As the Nashville songwriting fable goes, the more songs you write, the better your odds of getting cuts. This held true for Rodgers. With a publishing deal came more opportunities to write with more songwriters. Though he’s crossed off many of his bucket list co-writes over the years—getting together with legends like Rhett Akins, Ashley Gorley, and Craig Wiseman—Rodgers is most proud of the success he’s had with friends and industry peers.
“Coming up with [Michael] Hardy, Josh Miller, Jake Mitchell, Hunter Phelps, and all those guys, it was like we came up together as a class,” says Rodgers. “We started out having some success together as writers and then now, a few of us are sharing success as artists, too.

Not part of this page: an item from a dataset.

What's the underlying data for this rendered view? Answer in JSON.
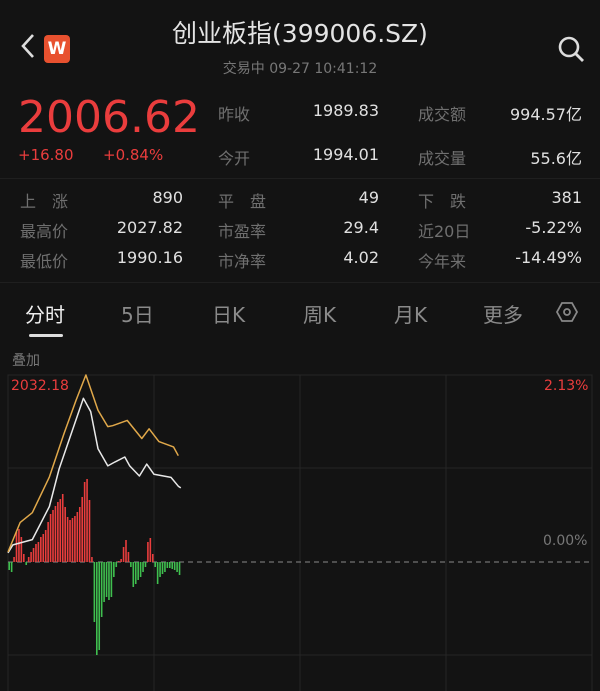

So it seems like the stars have aligned for me as a writer and as an artist over the years. But the coolest part of my story is that pretty much all the success I’ve had has been with my class of buddies.”
One of his most notable No.1 singles was Chris Lane’s “I Don’t Know About You,” which he co-wrote with Gorley, Hardy, and Phelps. But beyond cuts with, and by his heroes, the majority of his traction was bred organically from his evolving relationship with co-writers who became close friends and colleagues.
Bet You’re From a Small Town showcases the relationships on which his career hinges. Rodgers wrote 14 songs from the 15-track project. And a majority of those songs, he says, came from the last two or three years of his annual writing retreat he and his friends attend at a cabin in East Tennessee. “It was just magic in the air there I guess,” he says. “It’s just something special about that place.”
As for his song selection process, Rodgers insists he simply stepped his best foot forward. These tracks are the demo tapes that he kept in his truck for further listening after co-writes. His draw—weeks, months, or even a few years down the road—to these tapes served as a solid indicator of what he felt may also resonate with his listeners.
“Hopefully, people hear a little bit of all that in my music,” he says. “And I hope people know that it’s genuine, it’s straight from my heart. I’m just a small-town boy from Mississippi; I’m not trying to be anything other than that. And I write songs that make me feel something, so it’ll make other people feel something.”
Standing in the spotlight, Rodgers speaks to his younger self and those wishing to follow a similar trajectory as a songwriter or country artist with some sage wisdom.
“I’m not saying I did it perfect,” says Rodgers. “But I think, find other writers and artists in Nashville that you vibe with and think the same way and feel the same way about songs, that might be the most important thing you could ever do. Because this town is impossible to conquer by yourself. So I would say definitely find a group of people that you can come up with, and win together and lose together, and just focus on writing great songs. A great song takes care of literally everything else.”
Currently headlining his Cold Beer Calling My Name Tour 2021 through December, which includes his first-ever headlining show in New York City, plus stops in Boston, Philadelphia, and Washington D.C. before wrapping with a two-night stand at Nashville’s storied Exit/In. Support on select dates includes Drew Green, Brandon Lay, Drew Parker, Hunter Phelps, Jordan Rowe, and Sarah Allison Turner.